Bharat Forge Ltd, Anil Ambani’s Reliance Group, Tata Group, Mukesh Ambani’s Reliance Industries Ltd (RIL), L&T, Godrej Group, Mahindra Group, Astra Microwave Products Ltd, Dynamatic Technologies Ltd, Centum Electronics Ltd, Precision Electronics Ltd and Zen Technologies Ltd are among the private companies that are keen on the defence business, including the offsets opportunity.
“It is true that there is no clarity on offset opportunities. However, G2G sales are not automatically exempt from offsets and a decision to this effect has to be taken by the defence acquisition council and most of the G2G contracts in the past have had offset clauses, though the government has the discretion to waive it,” Mathur of PricewaterhouseCoopers said.
“While a large amount of offset work packages had indeed gone to defence PSUs, there are instances of private companies also getting a share of the work. A clear picture on pricing, impact on ‘Make In India’ and offsets will only emerge once the government makes a detailed statement...,” Mathur added.
RIL recently signed an agreement with Dassault. RIL declined to comment for this story. Dassault declined any immediate comment.
“Indeed, this is the single largest defence tender. If it is getting scrapped, it is bad news for private companies,” said an executive with a private defence company. He requested anonymity.

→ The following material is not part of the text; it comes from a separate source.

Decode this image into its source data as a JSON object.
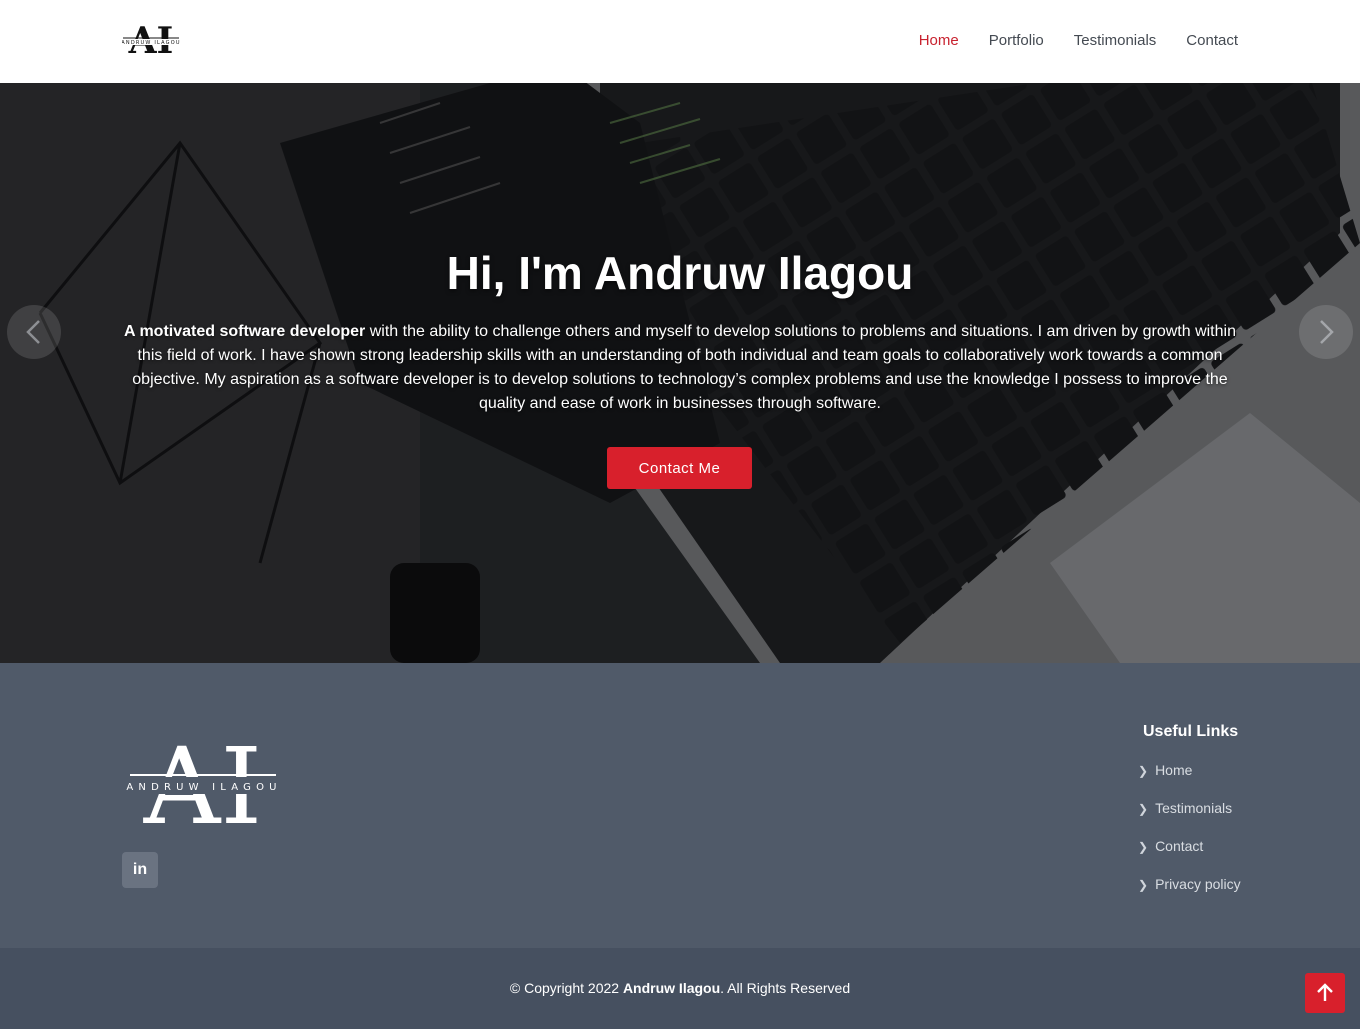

On 14 April, PTI reported that the deal for 36 Rafale jets is likely to have a 30% offset clause valued at nearly $2 billion that the Indian private-sector defence industry will be eyeing, without citing any officials.
Make in India
Another big question relates to the ambitious Make in India policy under which the government is encouraging foreign manufacturers to invest in India and make products in the country both for the local and export markets. Parrikar said the Make in India part would be decided later after G2G discussions.
“The decision to buy the 36 planes off-the-shelf defies the logic of Make in India,” said a defence consultant on condition of anonymity. The consultant said Parrikar had not also clarified the government’s stand on manufacturing indigenous light combat aircraft for the IAF.
“For that, the IAF needs to place firm orders with HAL and the engine maker General Electric Co. so that the infrastructure is built to cater to the growing demand,” he added.